In the film, the wealthy Park family like to see themselves as enlightened employers. They pay generously, treat the servants as if they are part of the family and even allow them to house-sit when they are away camping – but they can’t hide their dismay at their staff’s cleanliness. To put it bluntly, the problem about the housekeepers and chauffeurs is that they smell. When they come too close, Park Dong-ik and his wife Park Yeon-gyo hold their noses. It may be the damp conditions in which the hired help live in their squalid, cockroach-infested basement flat. It may be that they don’t wash often enough. It may be simply because they’re poor. Whatever the case, the Parks are always careful to open the car windows and air the house once the staff have gone home.

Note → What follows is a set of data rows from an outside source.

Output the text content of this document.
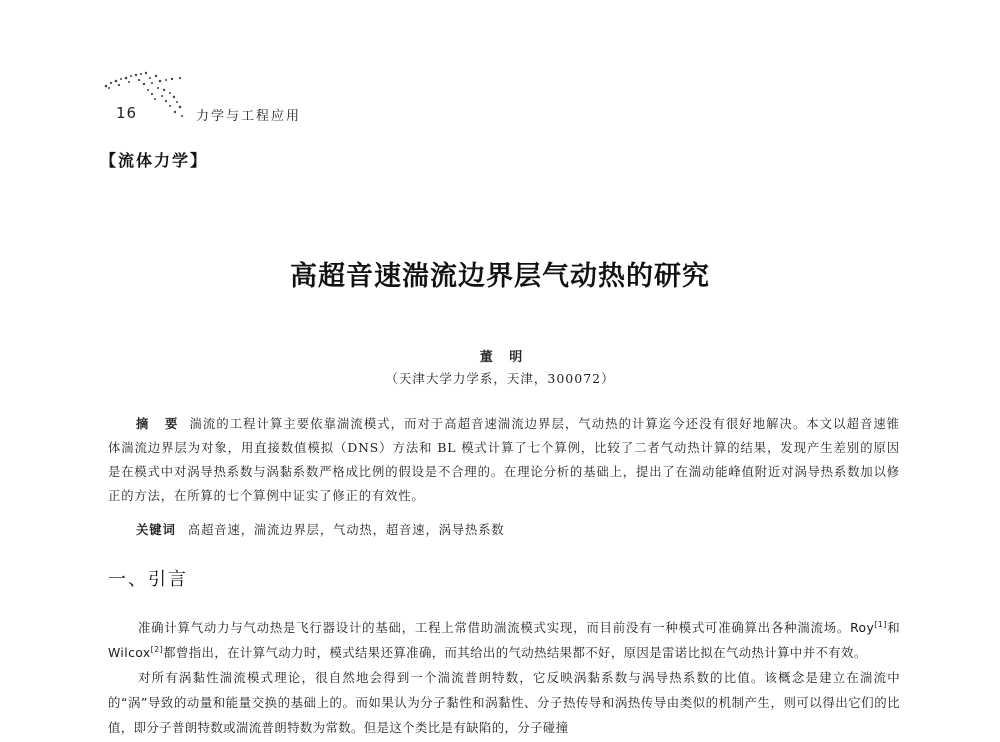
16	力学与工程应用
【流体力学】
高超音速湍流边界层气动热的研究
董 明
（天津大学力学系，天津，300072）
摘 要 湍流的工程计算主要依靠湍流模式，而对于高超音速湍流边界层，气动热的计算迄今还没有很好地解决。本文以超音速锥体湍流边界层为对象，用直接数值模拟（DNS）方法和 BL 模式计算了七个算例，比较了二者气动热计算的结果，发现产生差别的原因是在模式中对涡导热系数与涡黏系数严格成比例的假设是不合理的。在理论分析的基础上，提出了在湍动能峰值附近对涡导热系数加以修正的方法，在所算的七个算例中证实了修正的有效性。
关键词 高超音速，湍流边界层，气动热，超音速，涡导热系数
一、引言

准确计算气动力与气动热是飞行器设计的基础，工程上常借助湍流模式实现，而目前没有一种模式可准确算出各种湍流场。Roy[1]和 Wilcox[2]都曾指出，在计算气动力时，模式结果还算准确，而其给出的气动热结果都不好，原因是雷诺比拟在气动热计算中并不有效。

对所有涡黏性湍流模式理论，很自然地会得到一个湍流普朗特数，它反映涡黏系数与涡导热系数的比值。该概念是建立在湍流中的“涡”导致的动量和能量交换的基础上的。而如果认为分子黏性和涡黏性、分子热传导和涡热传导由类似的机制产生，则可以得出它们的比值，即分子普朗特数或湍流普朗特数为常数。但是这个类比是有缺陷的，分子碰撞
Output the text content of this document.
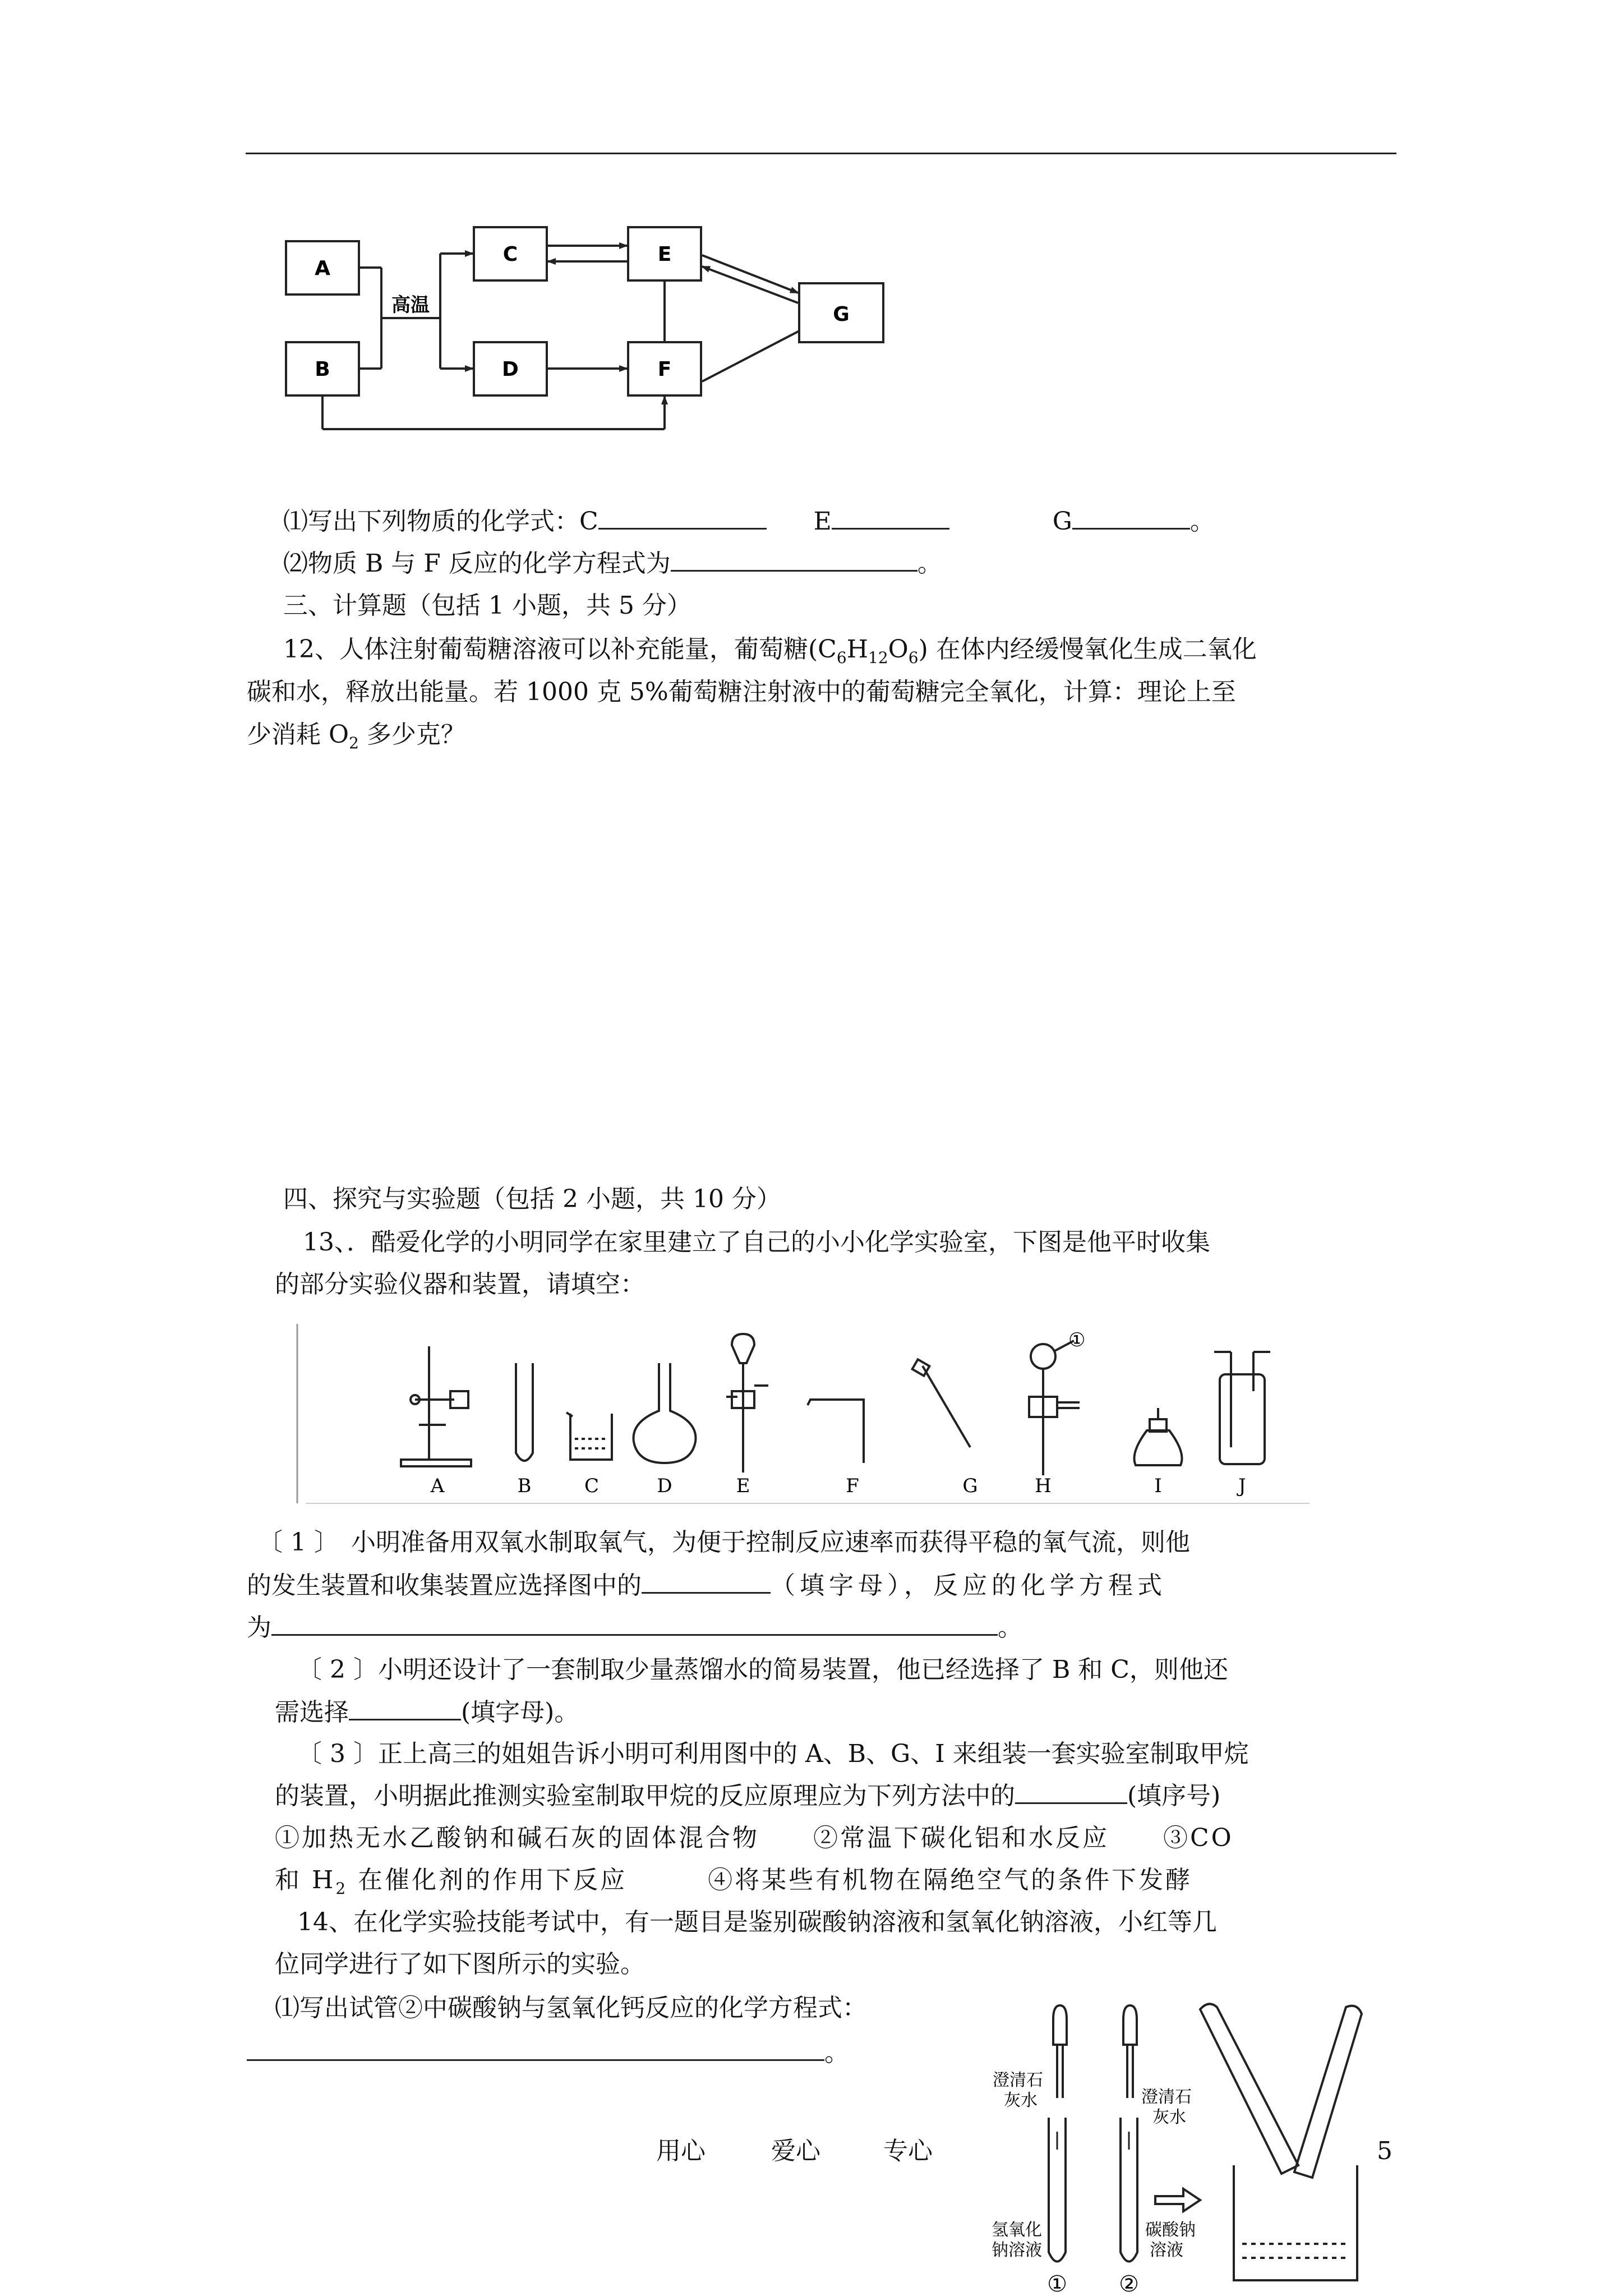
A
B
C
D
E
F
G
高温
⑴写出下列物质的化学式：C	E	G	。
⑵物质 B 与 F 反应的化学方程式为	。
三、计算题（包括 1 小题，共 5 分）
12、人体注射葡萄糖溶液可以补充能量，葡萄糖$(C_6H_{12}O_6)$ 在体内经缓慢氧化生成二氧化
碳和水，释放出能量。若 1000 克 5%葡萄糖注射液中的葡萄糖完全氧化，计算：理论上至
少消耗 $O_2$ 多少克？
四、探究与实验题（包括 2 小题，共 10 分）
13、．酷爱化学的小明同学在家里建立了自己的小小化学实验室，下图是他平时收集
的部分实验仪器和装置，请填空：
①
A	B	C	D	E	F	G	H	I	J
〔 1 〕　小明准备用双氧水制取氧气，为便于控制反应速率而获得平稳的氧气流，则他
的发生装置和收集装置应选择图中的	（填字母），反应的化学方程式
为	。
〔 2 〕小明还设计了一套制取少量蒸馏水的简易装置，他已经选择了 B 和 C，则他还
需选择	(填字母)。
〔 3 〕正上高三的姐姐告诉小明可利用图中的 A、B、G、I 来组装一套实验室制取甲烷
的装置，小明据此推测实验室制取甲烷的反应原理应为下列方法中的	(填序号)
①加热无水乙酸钠和碱石灰的固体混合物　　②常温下碳化铝和水反应　　③CO
和 $H_2$ 在催化剂的作用下反应　　　④将某些有机物在隔绝空气的条件下发酵
14、在化学实验技能考试中，有一题目是鉴别碳酸钠溶液和氢氧化钠溶液，小红等几
位同学进行了如下图所示的实验。
⑴写出试管②中碳酸钠与氢氧化钙反应的化学方程式：
。
澄清石
灰水	澄清石
灰水
氢氧化
钠溶液
碳酸钠
溶液
① ②
用心	爱心	专心	5
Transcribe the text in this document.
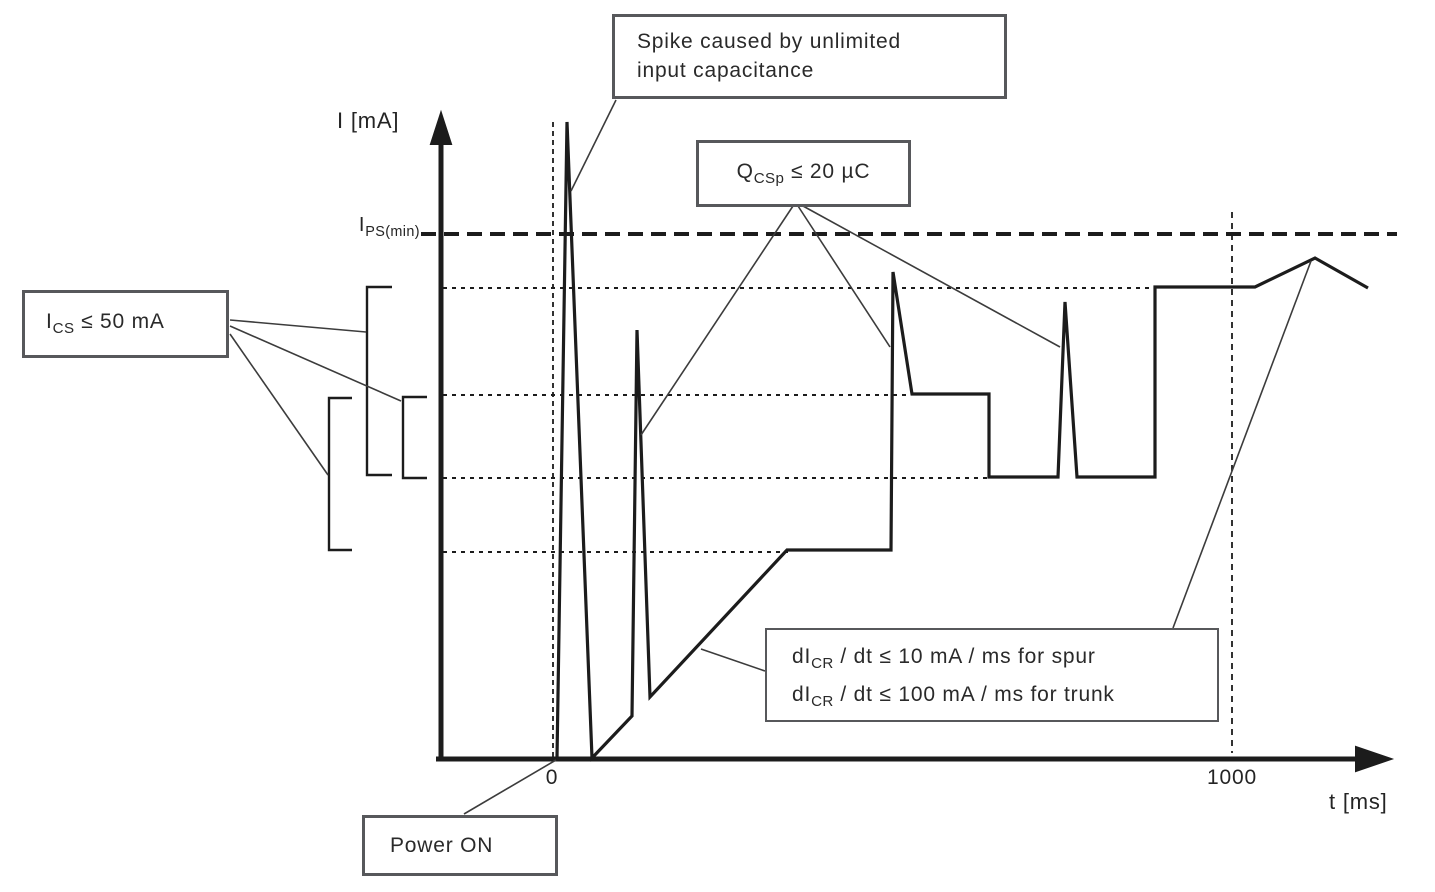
I [mA]
$I_{PS(min)}$
0	1000
t [ms]
Spike caused by unlimited
input capacitance
$Q_{CSp} \le 20$ µC
$I_{CS} \le 50$ mA
$dI_{CR}$ / dt ≤ 10 mA / ms for spur
$dI_{CR}$ / dt ≤ 100 mA / ms for trunk
Power ON
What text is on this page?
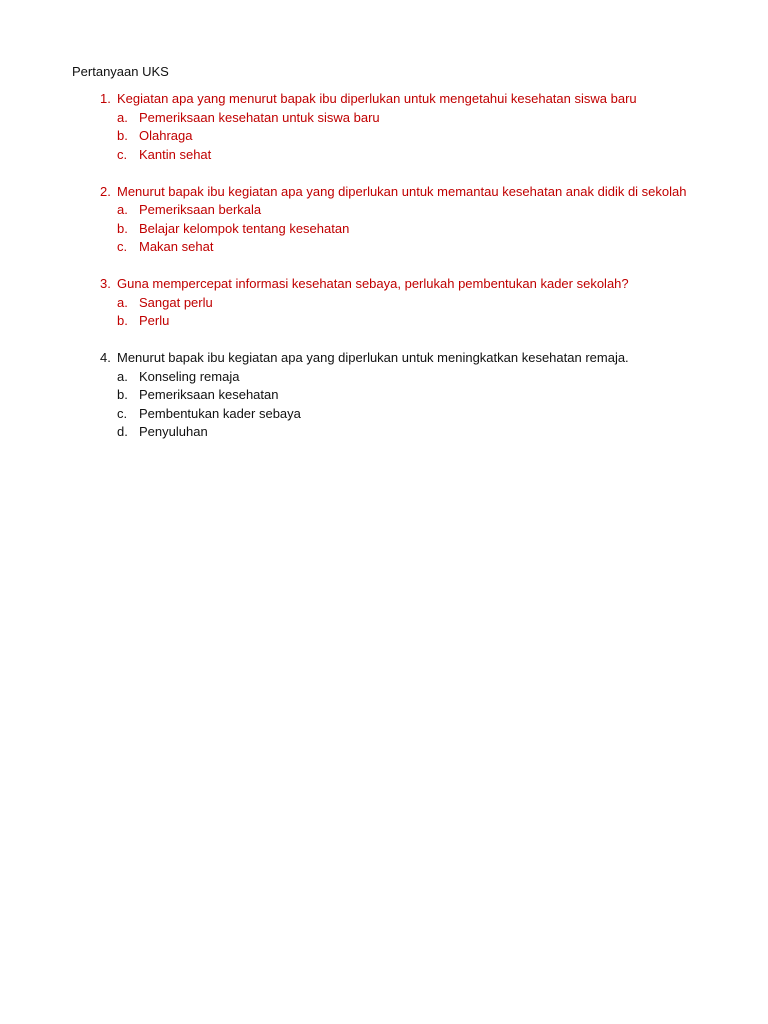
Pertanyaan UKS
1. Kegiatan apa yang menurut bapak ibu diperlukan untuk mengetahui kesehatan siswa baru
a. Pemeriksaan kesehatan untuk siswa baru
b. Olahraga
c. Kantin sehat
2. Menurut bapak ibu kegiatan apa yang diperlukan untuk memantau kesehatan anak didik di sekolah
a. Pemeriksaan berkala
b. Belajar kelompok tentang kesehatan
c. Makan sehat
3. Guna mempercepat informasi kesehatan sebaya, perlukah pembentukan kader sekolah?
a. Sangat perlu
b. Perlu
4. Menurut bapak ibu kegiatan apa yang diperlukan untuk meningkatkan kesehatan remaja.
a. Konseling remaja
b. Pemeriksaan kesehatan
c. Pembentukan kader sebaya
d. Penyuluhan
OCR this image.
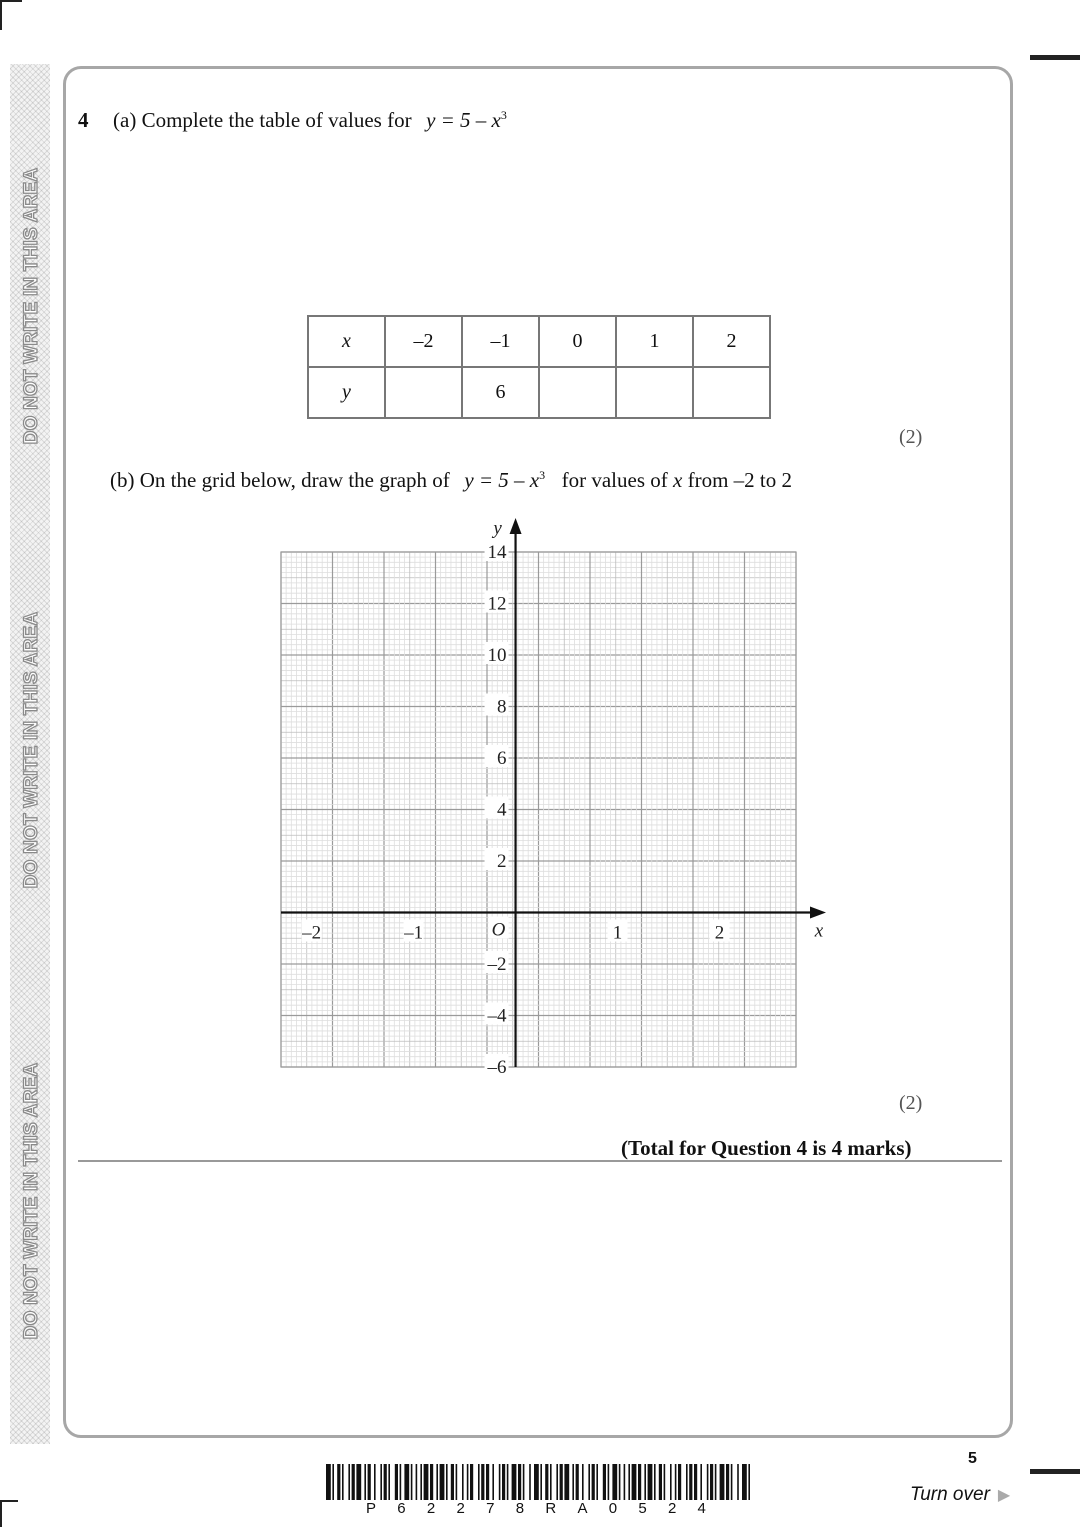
DO NOT WRITE IN THIS AREA
DO NOT WRITE IN THIS AREA
DO NOT WRITE IN THIS AREA
4 (a) Complete the table of values for $y = 5 - x^3$
x	–2	–1	0	1	2
y		6			
(2)
(b) On the grid below, draw the graph of $y = 5 - x^3$ for values of x from –2 to 2
14
12
10
8
6
4
2
–2
–4
–6
–2	–1	1	2
O	x
y
(2)
(Total for Question 4 is 4 marks)
P 6 2 2 7 8 R A 0 5 2 4
5
Turn over ▶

Parasite’s view of master-servant relationships is the antithesis to that found in nostalgic British costume dramas in the Downton Abbey vein. It is set in a modernist house in contemporary South Korea, not a country pile in Edwardian-era England. Bong depicts a world in which money matters more than class. The members of the impoverished Kim family (who pretend they are not related in order to find different jobs in the Park household) don’t look or sound much different to their employers. There is just a whiff of poverty about them.